We sat together in the dark, just breathing. Sometimes that was enough.

Most times, it was all you got.

I closed my eyes, and for the first time in months, the ache behind them wasn’t from loss or terror.

It was just… wanting.

And that felt almost human.

Thread Modulation: Fern Meldin

Axis Modulation: Inside Vireleth the Closure

I was, to put it mildly, deeply fucked up on sugar and existential dread. The mythship’s corridors blurred at the edges, lighting striping my vision in aquatic colors as I navigated them barefoot, a half-dissolved churro clutched in my left hand like it was the last honest thing in the galaxy. Some asshat had adjusted the grav settings, and every few steps my weight rebounded, like the deck wanted to launch me through the ceiling or push me into the floor. I loved it, mostly. It meant I could float down the halls and not feel so heavy for once.

Six hours until Eventide drop, and I should have been prepping, studying, or at least pretending to be the futureof mythic containment. Instead, I was humming the theme to some ancient anime about cyborgs who fall in love with their own mecha, chewing on industrial-grade fried dough, and leaving a trail of powdered sugar and skin-oil smears across the mythship’s high-polish surfaces.

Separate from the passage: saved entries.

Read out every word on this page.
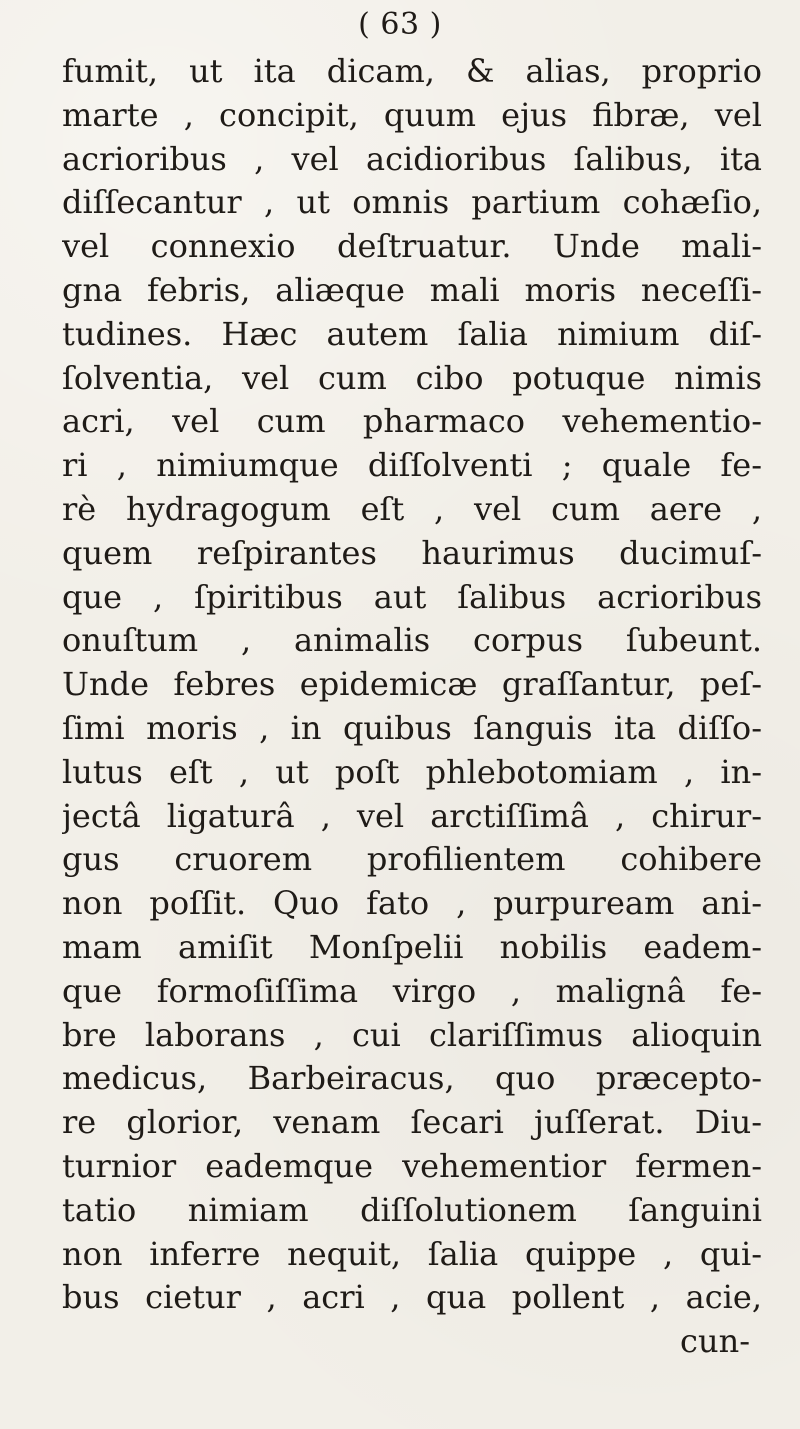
( 63 )
fumit, ut ita dicam, & alias, proprio
marte , concipit, quum ejus fibræ, vel
acrioribus , vel acidioribus ſalibus, ita
diſſecantur , ut omnis partium cohæſio,
vel connexio deſtruatur. Unde mali-
gna febris, aliæque mali moris neceſſi-
tudines. Hæc autem ſalia nimium diſ-
ſolventia, vel cum cibo potuque nimis
acri, vel cum pharmaco vehementio-
ri , nimiumque diſſolventi ; quale fe-
rè hydragogum eſt , vel cum aere ,
quem reſpirantes haurimus ducimuſ-
que , ſpiritibus aut ſalibus acrioribus
onuſtum , animalis corpus ſubeunt.
Unde febres epidemicæ graſſantur, peſ-
ſimi moris , in quibus ſanguis ita diſſo-
lutus eſt , ut poſt phlebotomiam , in-
jectâ ligaturâ , vel arctiſſimâ , chirur-
gus cruorem profilientem cohibere
non poſſit. Quo fato , purpuream ani-
mam amiſit Monſpelii nobilis eadem-
que formoſiſſima virgo , malignâ fe-
bre laborans , cui clariſſimus alioquin
medicus, Barbeiracus, quo præcepto-
re glorior, venam ſecari juſſerat. Diu-
turnior eademque vehementior fermen-
tatio nimiam diſſolutionem ſanguini
non inferre nequit, ſalia quippe , qui-
bus cietur , acri , qua pollent , acie,
cun-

Every wall panel I passed blinked with a blue-white afterglow, my signature, now. Nothing so subtle as a shadow; just cosmic-level vandalism.

At the first junction, I caught my reflection in a security glass. It was an accident. The cameras always followed me, Vireleth had a sick sense of humor, and she loved to watch me fail at hygiene, but this time the image was so clear it stopped me. I looked like I’d lost a bet with three gremlins and a discount rave. My hair was full Medusa, static-curling around my face in knotted halos, and my eyes were so bright they looked backlit. The skin under my nails was black with engine grime. My shirt hung twisted, taco stains on the hem, and my sleep shorts had slipped far enough down one hip to expose the deep scar from the time I fell off an engine and landed on my own goddamned pride.

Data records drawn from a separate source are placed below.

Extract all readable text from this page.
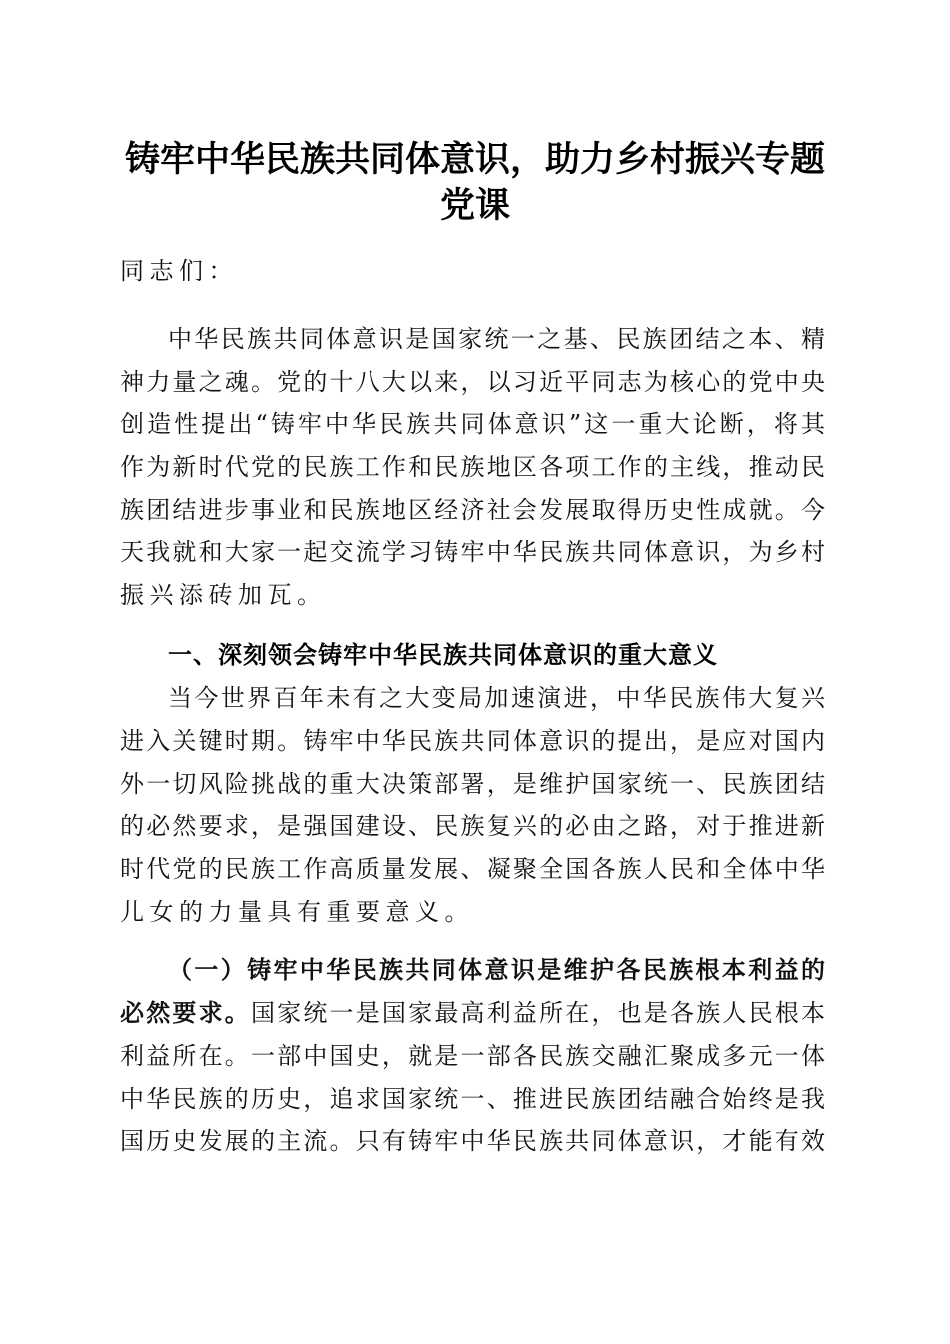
铸牢中华民族共同体意识，助力乡村振兴专题
党课
同志们：
中华民族共同体意识是国家统一之基、民族团结之本、精
神力量之魂。党的十八大以来，以习近平同志为核心的党中央
创造性提出“铸牢中华民族共同体意识”这一重大论断，将其
作为新时代党的民族工作和民族地区各项工作的主线，推动民
族团结进步事业和民族地区经济社会发展取得历史性成就。今
天我就和大家一起交流学习铸牢中华民族共同体意识，为乡村
振兴添砖加瓦。
一、深刻领会铸牢中华民族共同体意识的重大意义
当今世界百年未有之大变局加速演进，中华民族伟大复兴
进入关键时期。铸牢中华民族共同体意识的提出，是应对国内
外一切风险挑战的重大决策部署，是维护国家统一、民族团结
的必然要求，是强国建设、民族复兴的必由之路，对于推进新
时代党的民族工作高质量发展、凝聚全国各族人民和全体中华
儿女的力量具有重要意义。
（一）铸牢中华民族共同体意识是维护各民族根本利益的
必然要求。国家统一是国家最高利益所在，也是各族人民根本
利益所在。一部中国史，就是一部各民族交融汇聚成多元一体
中华民族的历史，追求国家统一、推进民族团结融合始终是我
国历史发展的主流。只有铸牢中华民族共同体意识，才能有效
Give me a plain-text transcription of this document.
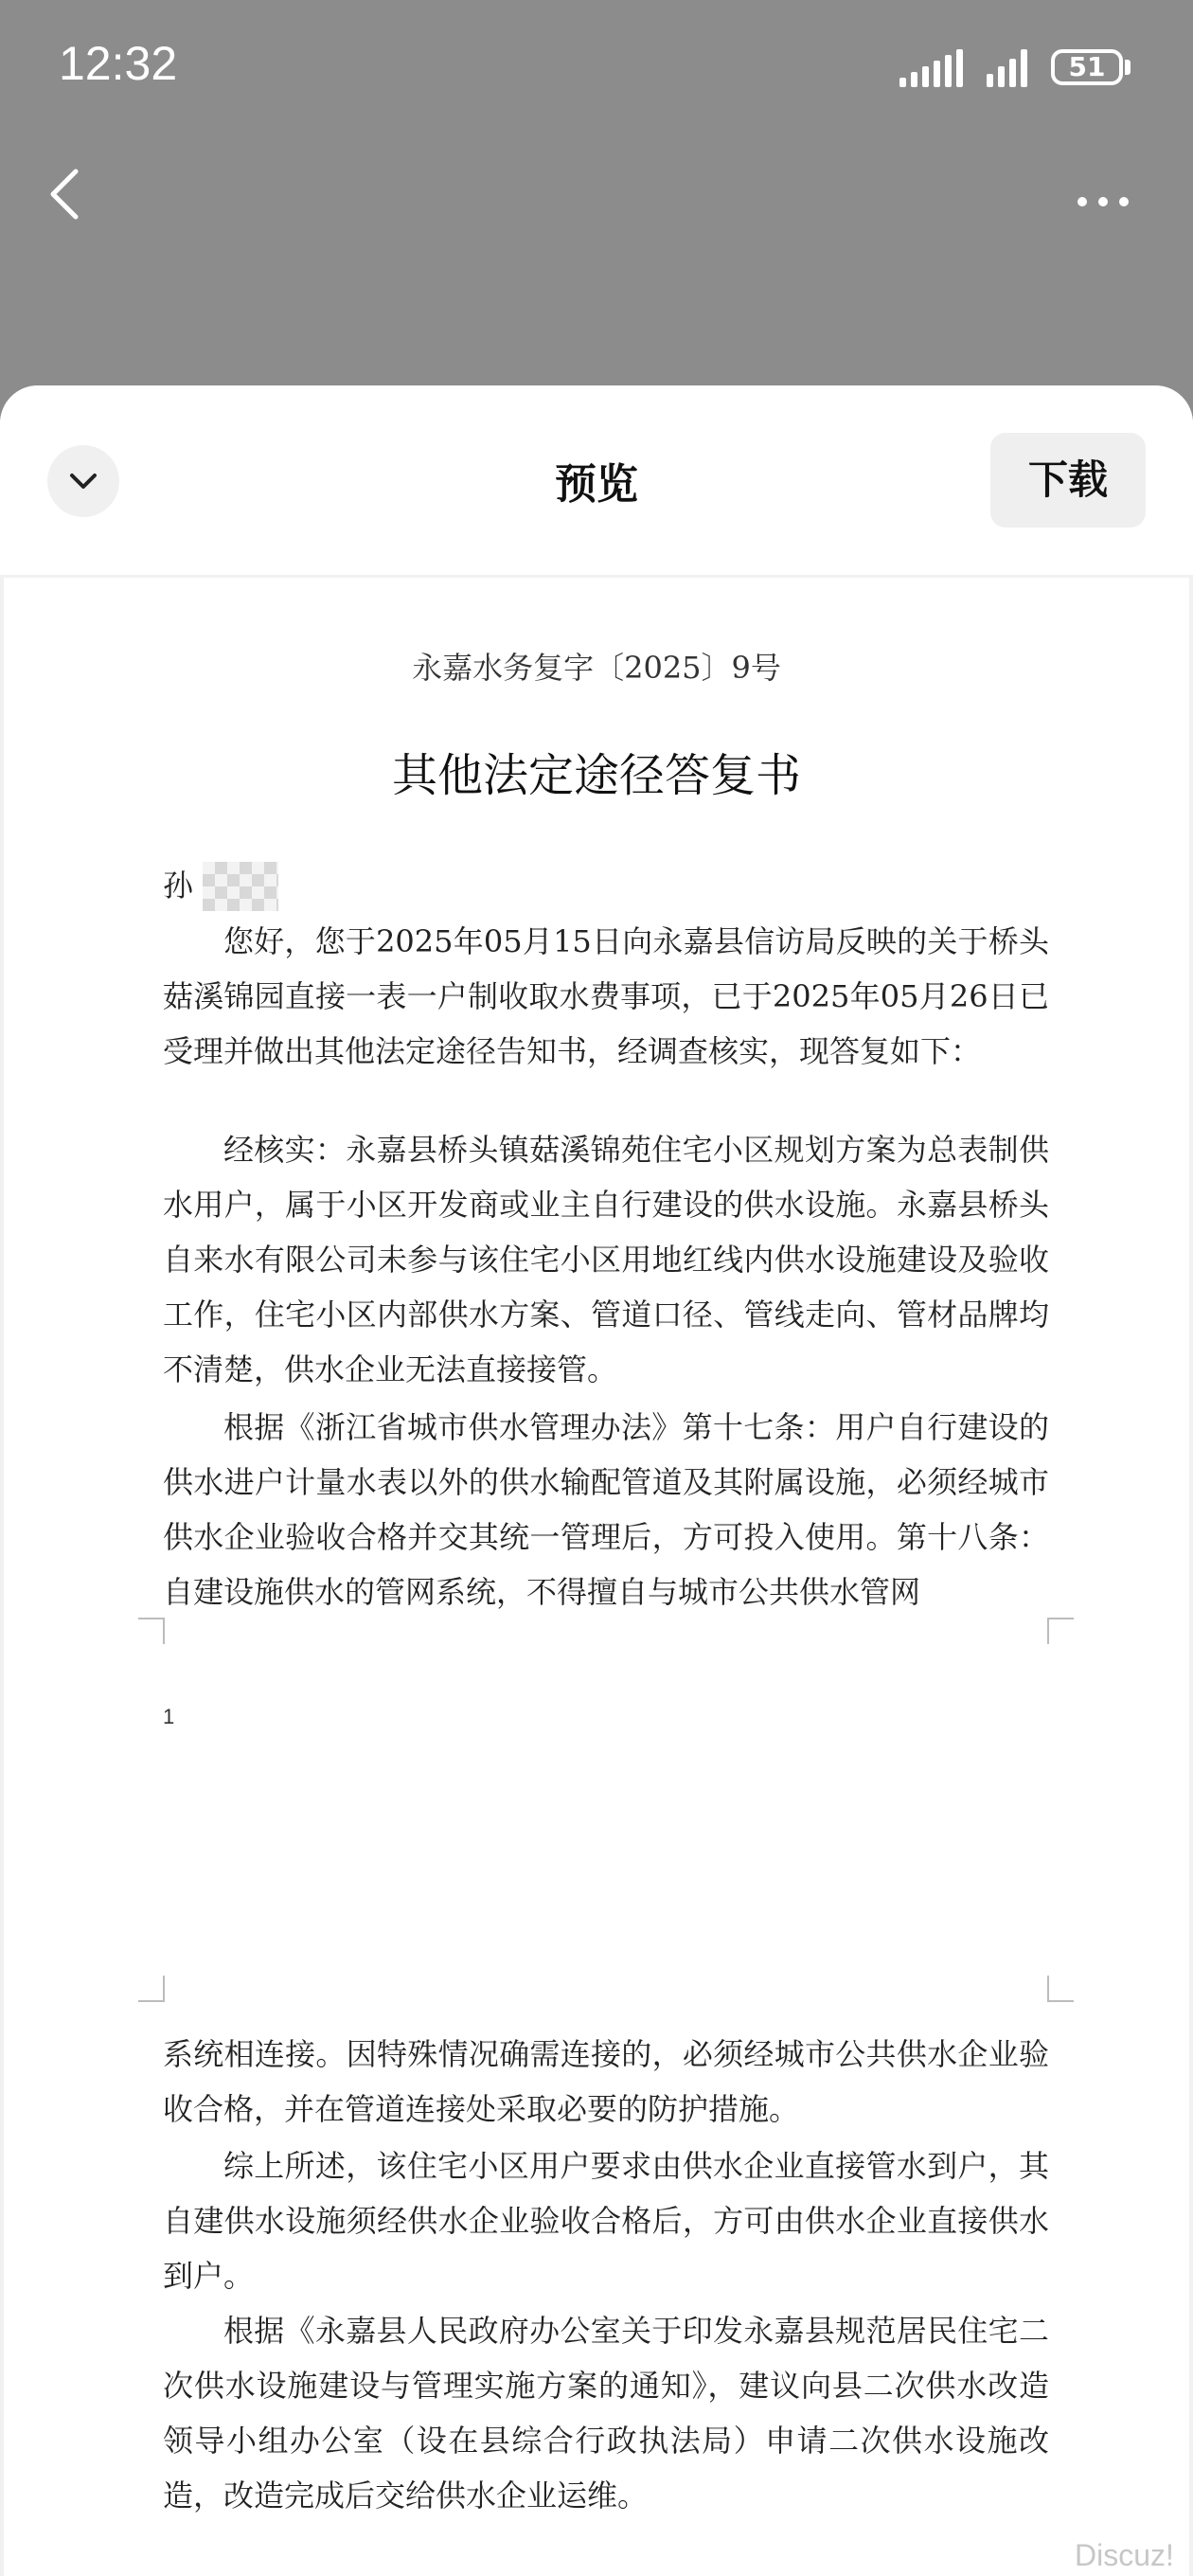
12:32	51
预览	下载
永嘉水务复字〔2025〕9号
其他法定途径答复书
孙

您好，您于2025年05月15日向永嘉县信访局反映的关于桥头菇溪锦园直接一表一户制收取水费事项，已于2025年05月26日已受理并做出其他法定途径告知书，经调查核实，现答复如下：

经核实：永嘉县桥头镇菇溪锦苑住宅小区规划方案为总表制供水用户，属于小区开发商或业主自行建设的供水设施。永嘉县桥头自来水有限公司未参与该住宅小区用地红线内供水设施建设及验收工作，住宅小区内部供水方案、管道口径、管线走向、管材品牌均不清楚，供水企业无法直接接管。

根据《浙江省城市供水管理办法》第十七条：用户自行建设的供水进户计量水表以外的供水输配管道及其附属设施，必须经城市供水企业验收合格并交其统一管理后，方可投入使用。第十八条：自建设施供水的管网系统，不得擅自与城市公共供水管网

1

系统相连接。因特殊情况确需连接的，必须经城市公共供水企业验收合格，并在管道连接处采取必要的防护措施。

综上所述，该住宅小区用户要求由供水企业直接管水到户，其自建供水设施须经供水企业验收合格后，方可由供水企业直接供水到户。

根据《永嘉县人民政府办公室关于印发永嘉县规范居民住宅二次供水设施建设与管理实施方案的通知》，建议向县二次供水改造领导小组办公室（设在县综合行政执法局）申请二次供水设施改造，改造完成后交给供水企业运维。

Discuz!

“Disaster goblin,” I said, grinning at myself. Then, quieter, “Fuck, I can’t go like this.”

For most of my life, that sentence would’ve ended with “so I won’t.” I’d just show up as-is, own the mess, let people underestimate me until I ate their heart for breakfast. But now, suddenly, the way I looked wasn’t a joke anymore. I had a meeting tomorrow. I had a name, again. Worse, I had to stand next to Dyris, my perfect ice queen in a tailored uniform, bones like the blueprints for a better species, the kind of woman planets took seriously on sight. And I? I looked like the sideshow she forgot to leash.

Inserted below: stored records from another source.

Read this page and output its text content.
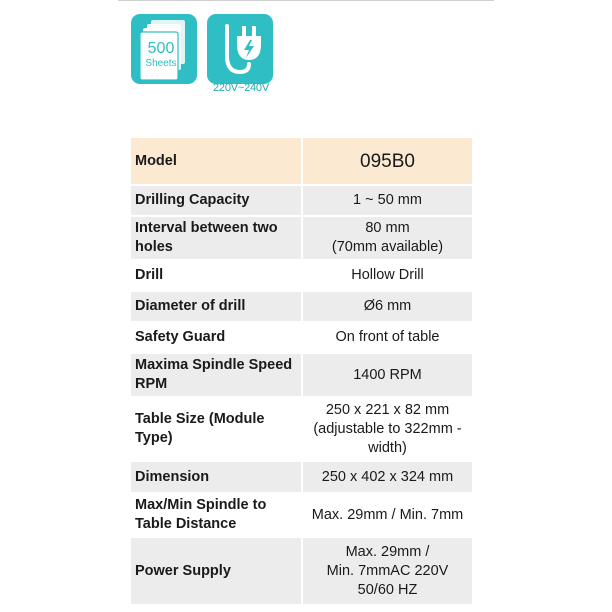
500
Sheets
220V~240V
Model	095B0
Drilling Capacity	1 ~ 50 mm
Interval between two holes	80 mm
(70mm available)
Drill	Hollow Drill
Diameter of drill	Ø6 mm
Safety Guard	On front of table
Maxima Spindle Speed RPM	1400 RPM
Table Size (Module Type)	250 x 221 x 82 mm
(adjustable to 322mm - width)
Dimension	250 x 402 x 324 mm
Max/Min Spindle to Table Distance	Max. 29mm / Min. 7mm
Power Supply	Max. 29mm /
Min. 7mmAC 220V
50/60 HZ
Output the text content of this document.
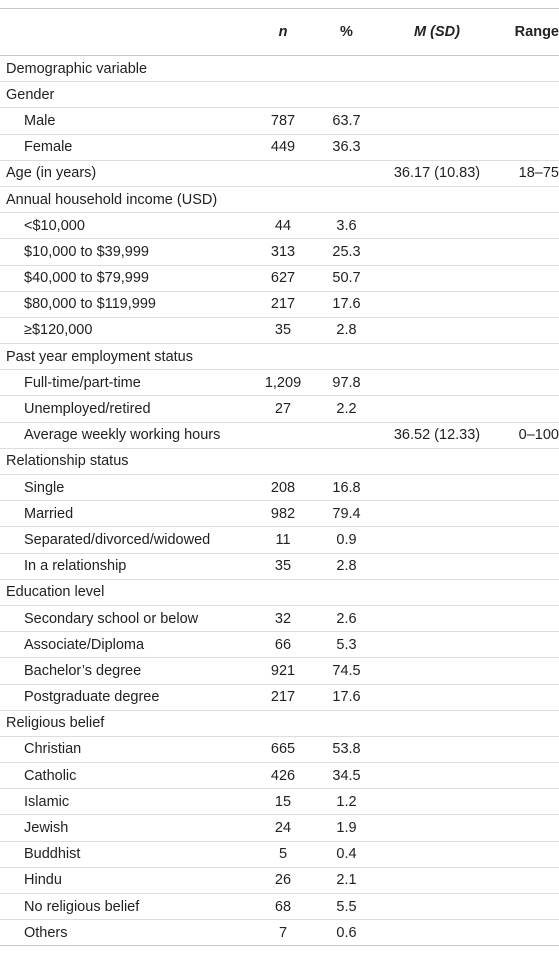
	n	%	M (SD)	Range
Demographic variable				
Gender				
Male	787	63.7		
Female	449	36.3		
Age (in years)			36.17 (10.83)	18–75
Annual household income (USD)				
<$10,000	44	3.6		
$10,000 to $39,999	313	25.3		
$40,000 to $79,999	627	50.7		
$80,000 to $119,999	217	17.6		
≥$120,000	35	2.8		
Past year employment status				
Full-time/part-time	1,209	97.8		
Unemployed/retired	27	2.2		
Average weekly working hours			36.52 (12.33)	0–100
Relationship status				
Single	208	16.8		
Married	982	79.4		
Separated/divorced/widowed	11	0.9		
In a relationship	35	2.8		
Education level				
Secondary school or below	32	2.6		
Associate/Diploma	66	5.3		
Bachelor’s degree	921	74.5		
Postgraduate degree	217	17.6		
Religious belief				
Christian	665	53.8		
Catholic	426	34.5		
Islamic	15	1.2		
Jewish	24	1.9		
Buddhist	5	0.4		
Hindu	26	2.1		
No religious belief	68	5.5		
Others	7	0.6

Worse still? She was mine, and I wasn’t about to let the galaxy think she’d claimed me out of pity, on a dare, or because she had to.

It wasn’t shame, exactly. More like the slow, rising horror that comes from realizing people are actually going to remember you. That you might be the story, not just the punchline.

So I did what I always did when the world got too sharp: I found my mother.

Velline’s quarters were at the edge of the main axis, in what had once been a VIP suite but was now less a room than a living moodboard. She’d spent years terrorizing Accord cargo decks with her designs, and here she had finally achieved the singularity: fabric, color, chaos, and ego woven into a palace of self-expression that never, ever slept.